The combat's also too gentle, at least on normal difficulty. I soon figured out a winning strategy, gradually tweaking it over nine hours rather than feeling forced to improvise. In nearly every fight, I fired both my cannons at one enemy gun placement, then tossed an acidic mortar shell at the other. The gunner would back off, and by the time the acid cleared, my main guns would have reloaded and I'd be able to disable that cannon too. I got through many fights without taking a single shot, applying the same strategy to every ship I came across. Later I got berserk darts and a sniper rifle, and took to picking off crew one by one from afar rather than wrapping up fights with a ramming and a boarding.
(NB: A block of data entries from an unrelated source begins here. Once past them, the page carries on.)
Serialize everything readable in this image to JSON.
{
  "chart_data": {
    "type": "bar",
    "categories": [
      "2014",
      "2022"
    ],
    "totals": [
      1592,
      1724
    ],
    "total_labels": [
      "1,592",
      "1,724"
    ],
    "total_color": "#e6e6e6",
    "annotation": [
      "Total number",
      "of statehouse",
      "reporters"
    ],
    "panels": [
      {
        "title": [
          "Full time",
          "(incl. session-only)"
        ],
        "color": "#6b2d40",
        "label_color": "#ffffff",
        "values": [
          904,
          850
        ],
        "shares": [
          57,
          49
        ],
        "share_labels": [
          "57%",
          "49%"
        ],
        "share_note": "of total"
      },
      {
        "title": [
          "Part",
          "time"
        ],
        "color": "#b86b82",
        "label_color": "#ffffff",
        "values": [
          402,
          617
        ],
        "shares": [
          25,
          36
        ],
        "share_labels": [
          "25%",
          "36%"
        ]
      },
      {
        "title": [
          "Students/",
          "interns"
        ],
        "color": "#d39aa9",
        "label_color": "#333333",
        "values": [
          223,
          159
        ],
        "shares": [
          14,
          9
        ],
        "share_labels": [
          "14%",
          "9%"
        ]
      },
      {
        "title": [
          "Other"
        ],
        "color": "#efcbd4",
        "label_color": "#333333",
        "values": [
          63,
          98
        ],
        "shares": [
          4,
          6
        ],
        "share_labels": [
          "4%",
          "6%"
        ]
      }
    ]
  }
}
I never felt imperilled, apart from that time my whole sink sank - and that was because I'd spent the past five hours not needing to even keep an eye out for my ship being flooded. When it did happen, it could have been tantrum-inducing, because the one place Abandon Ship abandons its gentle approach is in its withholding of saves. Bizarrely, you need to fish out single instances of the ability to save from events on the map marked with diving bells. On that front I was monumentally unlucky, getting my crew injured five times rather than winning the dice roll that would earn me a reprieve. I happened to use the single save I found just before my sinking, and my being knocked into a worse position than I was in at the start of the campaign. If I hadn't saved there, I'd have probably called it quits.

I still stopped well before the end of the campaign. It's split into at least two phases, and in the first you've got to deal with the kraken. You sail between islands figuring out how to kill it, but if you loiter in an area for too long it (or a big scary cultist ship) catches up with you and needs fleeing from. Once you've croaked the kraken, though, that system vanishes and you can sail around at leisure, dismantling the cult by polishing off three sets of five repetitive events. At this point, the lack of that early-game threat, always pushing you forward, is keenly felt. I completed a couple of those quest steps, but by that point I'd already bought the best boat and every upgrade I could ever want. I'd bought and climbed the biggest crow's nest, and there was nothing new in sight.

If Abandon Ship was both meaner and better-paced, I'd be tempted to call it a good game rather than an OK one. Despite their advantages largely being unnecessary, I did feel a gentle pull towards buying upgrades and bigger ships. For a few hours, I didn't even particularly mind wading through fights on auto-pilot - it felt satisfying to have solved a puzzle. But that description captures the combat's limitations. I'm now craving the nuances of FTL, where you twiddle with energy levels, more varied equipment and the unique traits of different species. I've played that game for a hundred hours and still get stumped.

Abandon Ship can't escape FTL's shadow. It's too similar to avoid being judged based on the high bar its spacefaring cousin set, but it falls far too short of that bar for me to like it. Turns out those water pumps aren't worth manning after all.